谷崎:とにかく、モノが壊れます。最初、留学した大学の寮(一人部屋)は、入浴中ドアノブが壊れて服がなく裸同然で助けを求めにいったり、仕事用に買い求めた見かけは立派なオフィス風椅子が突然分解して、石の床で死ぬほどお尻を打ったり。櫛や物差しも何度も折れ(出かける前に櫛だと不吉な気分に……)。ホチキスは10個買っても使えるのがひとつもない。電話線がニセモノで、ネットの速度が遅かったり、電球の爆発は日常茶飯事、エレベーターが落ちた、ガス設備が爆発という話もしょっちゅう聞き、毎日の生活に命がけ感がありました。それが今の中国に変わりましたから、まあすごいです。

――最後になりますが、この本の読者の方々にメッセージをお願いいたします。

谷崎:中国はたいへんと思うかもしれませんが、中に入ってみればものすごくおもしろいです。

会社員の頃は、現地の中国人とケンカばかりしていましたが、会社を辞めたとき、彼らがいっせいに転職の声をかけてくれました。

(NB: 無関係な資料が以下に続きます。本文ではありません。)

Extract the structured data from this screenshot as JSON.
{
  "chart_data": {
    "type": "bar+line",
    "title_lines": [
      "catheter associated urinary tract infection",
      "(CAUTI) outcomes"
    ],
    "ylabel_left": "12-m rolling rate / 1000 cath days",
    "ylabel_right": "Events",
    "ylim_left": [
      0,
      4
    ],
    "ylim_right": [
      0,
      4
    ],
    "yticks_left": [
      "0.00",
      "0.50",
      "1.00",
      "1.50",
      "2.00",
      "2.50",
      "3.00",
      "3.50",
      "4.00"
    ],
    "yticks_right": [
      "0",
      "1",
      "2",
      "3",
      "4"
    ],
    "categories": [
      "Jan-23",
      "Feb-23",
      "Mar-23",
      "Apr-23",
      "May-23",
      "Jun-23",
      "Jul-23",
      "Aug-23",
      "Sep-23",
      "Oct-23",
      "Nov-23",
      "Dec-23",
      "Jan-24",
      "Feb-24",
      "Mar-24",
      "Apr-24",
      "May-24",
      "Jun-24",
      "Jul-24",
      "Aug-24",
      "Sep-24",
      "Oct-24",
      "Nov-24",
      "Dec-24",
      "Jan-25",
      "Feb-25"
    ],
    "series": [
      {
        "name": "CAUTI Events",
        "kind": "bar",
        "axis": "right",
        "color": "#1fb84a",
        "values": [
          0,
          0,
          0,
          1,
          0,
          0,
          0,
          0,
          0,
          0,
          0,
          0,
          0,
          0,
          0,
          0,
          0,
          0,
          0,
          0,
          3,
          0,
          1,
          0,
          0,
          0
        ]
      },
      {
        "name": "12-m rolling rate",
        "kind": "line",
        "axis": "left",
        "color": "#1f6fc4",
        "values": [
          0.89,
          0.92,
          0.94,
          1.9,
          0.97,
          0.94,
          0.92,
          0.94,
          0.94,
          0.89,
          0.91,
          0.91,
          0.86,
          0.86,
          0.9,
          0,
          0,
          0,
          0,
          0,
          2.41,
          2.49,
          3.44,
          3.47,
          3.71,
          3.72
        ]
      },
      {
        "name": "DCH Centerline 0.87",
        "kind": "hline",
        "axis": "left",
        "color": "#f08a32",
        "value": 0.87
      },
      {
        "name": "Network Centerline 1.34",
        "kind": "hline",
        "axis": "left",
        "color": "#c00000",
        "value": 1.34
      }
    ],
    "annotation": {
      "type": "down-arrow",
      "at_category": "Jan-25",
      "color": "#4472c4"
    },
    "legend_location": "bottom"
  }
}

それもそれぞれの転職先とポジションが具体的で、関係的にもほぼすぐ実現する話ばかり。今の仕事がしたくて辞めたので、いかなかったですが、印象深かったです。当時の知人の一人は現在、国籍も変わってカナダで富豪になっています。

中国人のビジネスマン(外国籍や華僑も多い)は昨日上海、次はアメリカ、休日は日本という感じで歩幅がやたらと広く、かつ男女とも死ぬまでみんな何かやっているし、時代的に壮絶な世界をくぐってきている人も多いので、視点が日本人と違う。接すると日本とは違う世界がある。何があっても生き抜くことが大事、という気持ちになれます。